Наконец, усталость победила, и Тиффани провалилась в сон.
Под грохот заслонок весть о кончине Матушки Ветровоск неслась по семафорной линии, и люди, которых достигла эта весть, столкнулись с нею каждый на свой манер.
Миссис Иервиг[206] получила известие, когда писала следующую главу своей новой книги о «Цветочной Магии» в кабинете своей усадьбы. Чувство какой-то неправильности пронзило ее, словно бы что-то в мире пошло не так. Она поместила на лицо приличествующее ситуации выражение горя и отправилась к своему мужу, старому волшебнику, чтобы сообщить ему о случившемся, и изо всех сил стараясь, чтобы ее радость не была заметна. Ведь теперь она, миссис Иервиг, становилась одной из старейших ведьм Ланкра. Возможно, она могла бы отвоевать маленький домик в лесу для своей последней девочки? Острые черты ее лица еще больше заострились, когда она подумала, насколько мистическим она могла бы сделать облик этого места с помощью нескольких ловцов снов, брелоков, рунических символов, серебряных звезд, черных бархатных портьер — и да, внушительного хрустального шара.
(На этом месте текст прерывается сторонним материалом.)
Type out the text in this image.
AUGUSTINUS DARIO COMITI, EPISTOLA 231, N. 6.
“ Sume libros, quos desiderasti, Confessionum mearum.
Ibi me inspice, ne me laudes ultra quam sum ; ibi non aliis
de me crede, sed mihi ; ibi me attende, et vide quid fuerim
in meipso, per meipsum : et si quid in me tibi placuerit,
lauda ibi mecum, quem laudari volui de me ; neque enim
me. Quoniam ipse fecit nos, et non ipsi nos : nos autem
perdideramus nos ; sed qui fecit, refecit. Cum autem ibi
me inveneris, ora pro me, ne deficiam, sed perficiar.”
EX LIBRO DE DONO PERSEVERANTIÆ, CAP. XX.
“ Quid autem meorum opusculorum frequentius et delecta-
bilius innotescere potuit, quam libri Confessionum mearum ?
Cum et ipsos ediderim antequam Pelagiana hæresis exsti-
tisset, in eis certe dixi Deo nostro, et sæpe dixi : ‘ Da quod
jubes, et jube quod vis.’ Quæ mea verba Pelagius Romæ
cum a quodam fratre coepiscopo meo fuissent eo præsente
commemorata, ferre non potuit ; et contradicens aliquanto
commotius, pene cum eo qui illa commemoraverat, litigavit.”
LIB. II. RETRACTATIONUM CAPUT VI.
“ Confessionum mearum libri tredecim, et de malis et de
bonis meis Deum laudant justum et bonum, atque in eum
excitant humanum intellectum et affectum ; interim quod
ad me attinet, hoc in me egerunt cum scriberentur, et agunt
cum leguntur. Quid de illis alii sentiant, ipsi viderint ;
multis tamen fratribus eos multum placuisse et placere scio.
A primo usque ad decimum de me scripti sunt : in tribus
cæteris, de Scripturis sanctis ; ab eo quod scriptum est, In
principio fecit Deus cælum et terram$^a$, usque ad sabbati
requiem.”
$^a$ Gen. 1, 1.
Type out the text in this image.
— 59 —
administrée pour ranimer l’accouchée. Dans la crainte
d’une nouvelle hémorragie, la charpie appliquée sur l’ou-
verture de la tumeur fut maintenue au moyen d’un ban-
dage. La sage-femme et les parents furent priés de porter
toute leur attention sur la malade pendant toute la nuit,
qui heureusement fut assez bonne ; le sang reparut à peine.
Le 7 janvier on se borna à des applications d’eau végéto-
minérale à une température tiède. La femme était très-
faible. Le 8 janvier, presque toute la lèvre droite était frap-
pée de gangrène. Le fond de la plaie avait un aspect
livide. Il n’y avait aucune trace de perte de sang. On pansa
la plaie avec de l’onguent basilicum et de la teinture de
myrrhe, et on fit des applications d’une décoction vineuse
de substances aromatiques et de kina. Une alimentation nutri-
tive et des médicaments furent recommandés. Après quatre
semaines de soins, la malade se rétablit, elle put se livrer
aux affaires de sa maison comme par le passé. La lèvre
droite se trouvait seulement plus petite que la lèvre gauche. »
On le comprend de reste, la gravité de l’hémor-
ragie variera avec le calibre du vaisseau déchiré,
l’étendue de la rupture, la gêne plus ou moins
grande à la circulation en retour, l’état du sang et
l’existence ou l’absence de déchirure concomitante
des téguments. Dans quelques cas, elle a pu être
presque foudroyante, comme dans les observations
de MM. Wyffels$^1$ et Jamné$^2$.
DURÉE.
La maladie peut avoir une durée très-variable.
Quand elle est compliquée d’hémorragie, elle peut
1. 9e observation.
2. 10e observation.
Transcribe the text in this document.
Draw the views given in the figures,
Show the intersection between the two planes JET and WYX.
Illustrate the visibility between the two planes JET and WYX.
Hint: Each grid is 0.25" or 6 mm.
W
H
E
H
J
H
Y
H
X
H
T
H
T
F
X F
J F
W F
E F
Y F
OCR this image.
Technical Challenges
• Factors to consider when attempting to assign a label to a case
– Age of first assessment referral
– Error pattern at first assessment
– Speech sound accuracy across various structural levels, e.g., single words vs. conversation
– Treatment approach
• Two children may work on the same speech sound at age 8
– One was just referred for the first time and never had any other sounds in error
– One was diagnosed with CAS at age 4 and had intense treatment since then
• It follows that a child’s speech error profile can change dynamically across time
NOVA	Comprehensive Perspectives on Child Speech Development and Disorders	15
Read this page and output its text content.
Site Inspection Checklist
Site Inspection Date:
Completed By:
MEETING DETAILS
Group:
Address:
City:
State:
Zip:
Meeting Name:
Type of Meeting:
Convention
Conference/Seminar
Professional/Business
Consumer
Она велела своей последней практикантке принести метлу и плащ и натянула лучшую пару кружевных перчаток — тех, с серебряными символами, вышитыми на каждом пальце. Ей предстояло совершить Выход В Свет…
— Все для Занятой Карги, — сказала госпожа Прост в магазине шуток и розыгрышей Боффо, улица Десятого Яйца, 4, Анк-Морпорк. — Стыдоба, но старушка хорошо играла…
У ведьм не бывает лидеров, но каждая из них знала, что Матушка Ветровоск была лучшим лидером, которых у них не было, так что теперь всем им понадобится кто-то еще, способный объединить ведьм. И кто проследит, чтобы никто из них не начал вдруг хихикать.
Госпожа Прост отложила имитатор хихиканья, который взяла со Сравнительной Витрины Хихикателей, и сказала своему сыну Дереку:
— Будет большая свара, не будь я Юнис Прост. Но владение получит, конечно, Тиффани Болит. Мы все видели, на что она способна. Честное слово, видели!
И она мысленно добавила: Иди к этому, девочка. Иди к этому, пока это не сделал кто-то другой.
Стукпостук, секретарь патриция, спешил через коридоры дворца к Продолговатому кабинету, где лорд Витинари ожидал своего ежедневного кроссворда. Однако лорд Витинари уже знал, что новости имеют более важное значение.
— Будут проблемы, помяните мои слова. Скорее всего, женские склоки. — Он вздохнул. — Есть какие-нибудь соображения, Стукпостук? Кто всплывет на поверхность этого варева? — Он похлопал по набалдашнику своей трости черного дерева, обдумывая собственный вопрос.
— Ну, милорд, — произнес Стукпостук, — по семафорам распространяются слухи, что это будет Тиффани Болит. Она довольно молода.
— Довольно молода, верно. И настолько же хороша?
— Полагаю, что так, сэр.
— Как насчет этой женщины, миссис Иервиг?
Стукпостук поморщился.
— Судя по всему, она предпочитает не пачкать рук. Много украшений, черного кружева, — вы знаете этот типаж. У нее большие связи, но это все, что я могу сказать.
— Ах да, теперь я вспомнил ее. Напористая и самоуверенная. Из числа тех, кто расхаживает по светским раутам.
— Как и вы, милорд.
— Да, но я тиран, это моя работа, к сожалению. Что касается этой барышни Болит — что еще мы о ней знаем? Были какие-то хлопоты, когда она в последний раз посещала город?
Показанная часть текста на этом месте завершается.